- New antimicrobial resistance (AMR) strategy focuses on optimizing use of antimicrobials, preserving efficacy of new drugs and empowering surveillance efforts
- Four new collaborations will begin in 2018, to advance key aspects of AMR related to diagnostics
Geneva, Switzerland – 30 January 2018 – The Foundation for Innovative New Diagnostics (FIND) announced today the release of a new strategy on antimicrobial resistance (AMR) that will guide the organization’s investments in combatting AMR by accelerating the use of diagnostics. The strategy was launched at a landmark AMR stakeholders’ meeting in South Africa – the first to focus on the role of diagnostics in AMR.
In parallel, FIND announced four new collaboration agreements that will commence in 2018 to address AMR and other diagnostic challenges in resource-poor settings: with BD (Becton, Dickinson and Company); Fondation Botnar; the Global Antibiotic Research & Development Partnership (GARDP), a joint initiative by the World Health Organization (WHO) and the Drugs for Neglected Diseases initiative (DNDi); and the South African Medical Research Council (SAMRC).
It is estimated that 700,000 deaths each year are caused by drug-resistant pathogens. By 2050, if no actions are taken to contain AMR, that figure is predicted to rise to 10 million deaths per year. The economic and human cost of this global health threat will fall disproportionately on lower- and middle-income countries. Diagnostics play a key role in containing the proliferation of drug-resistant bacteria, viruses and parasites. Widespread, consistent use of diagnostic tests to identify disease-causing pathogens and determine the presence of drug resistance enables doctors to provide patients appropriate treatment regimens. Data from connected diagnostics enables surveillance of drug resistance and informs precision global health interventions.

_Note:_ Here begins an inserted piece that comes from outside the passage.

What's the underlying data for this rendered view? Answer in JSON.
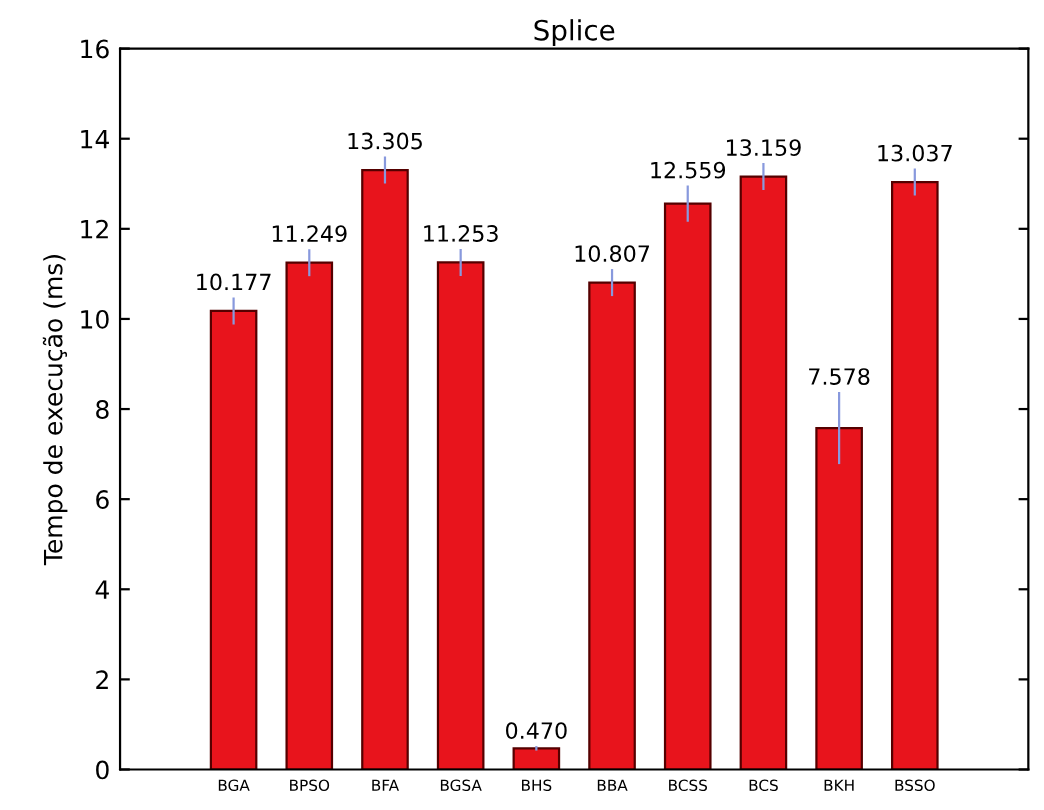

FIND’s strategy on AMR is focused on optimizing use of antimicrobials, preserving the efficacy of new drugs and enabling national and global surveillance. FIND, in collaboration with partners, will tackle the main barriers in implementation of diagnostic solutions for AMR by facilitating creation of “fit-for-purpose” diagnostic tests, collecting evidence to inform policy development, and accelerating equitable access to diagnostics in low- and middle-income countries.
An emerging portfolio of AMR-focused initiatives reflects FIND’s robust commitment in this space. FIND has established collaboration agreements with:
- BD, to conduct clinical studies in low- and middle-income countries once they have completed the development of their viral vs bacterial triage tests.
- GARDP, hosted by DNDi who have signed a Memorandum of Understanding with FIND, to explore opportunities to complement work done by other actors in the field of diagnostic requirements of STI antibiotics stewardship, and to explore ways to promote and stimulate others (including funders) to engage in relevant R&D for diagnostics.
- Fondation Botnar, to develop and implement a diagnostic toolkit – “Dx in a Bx” – that can be used by frontline health workers to reach, diagnose and make treatment or triaging decisions for children with a fever in resource-limited settings, which would help reduce overuse of antibiotics. Specific information on this collaboration will be released in the coming weeks.
- SAMRC, who have signed a Memorandum of Understanding with FIND to identify collaborative opportunities for joint research, development, manufacturing, introduction and scale-up of innovative health technologies and programmes that result in the reduction of mortality and morbidity due to AMR and tuberculosis. Individual projects will be announced on commencement.
“We are honoured to be working with such prestigious, capable collaborators and to have been awarded exciting grant opportunities,” said Dr Cassandra Kelly, Director of Emerging Threats at FIND.
 Adeyi, Olusoji O.; Baris, Enis; Jonas, Olga B.; Irwin, Alec; Berthe, Franck Cesar Jean; Le Gall, Francois G.; Marquez, Patricio V.; Nikolic, Irina Aleksandra; Plante, Caroline Aurelie; Schneidman, Miriam; Shriber, Donald Edward; Thiebaud, Alessia. 2017. Drug-resistant infections : a threat to our economic future (Vol. 2) : final report (English). Washington, D.C. : World Bank Group. http://documents.worldbank.org/curated/en/323311493396993758/final-report
FIND was established in 2003 as a global non-profit dedicated to accelerating the development, evaluation and delivery of high-quality, affordable diagnostic tests for poverty-related diseases, now including malaria, tuberculosis, HIV/AIDS, sleeping sickness, hepatitis C, leishmaniasis, Chagas disease, Buruli ulcer, non-malarial fever and diseases with outbreak potential, such as Ebola. FIND has partnered in the delivery of 20 new diagnostic tools and created an enabling environment for numerous others through the provision of specimen banks, reagent development and better market visibility. FIND also supports better access to new diagnostics through implementation, quality assurance and lab strengthening work. FIND has nearly 200 partners globally, including research institutes and laboratories, health ministries and national disease control programmes, commercial partners, bilateral and multilateral organizations, especially WHO, and clinical trial sites.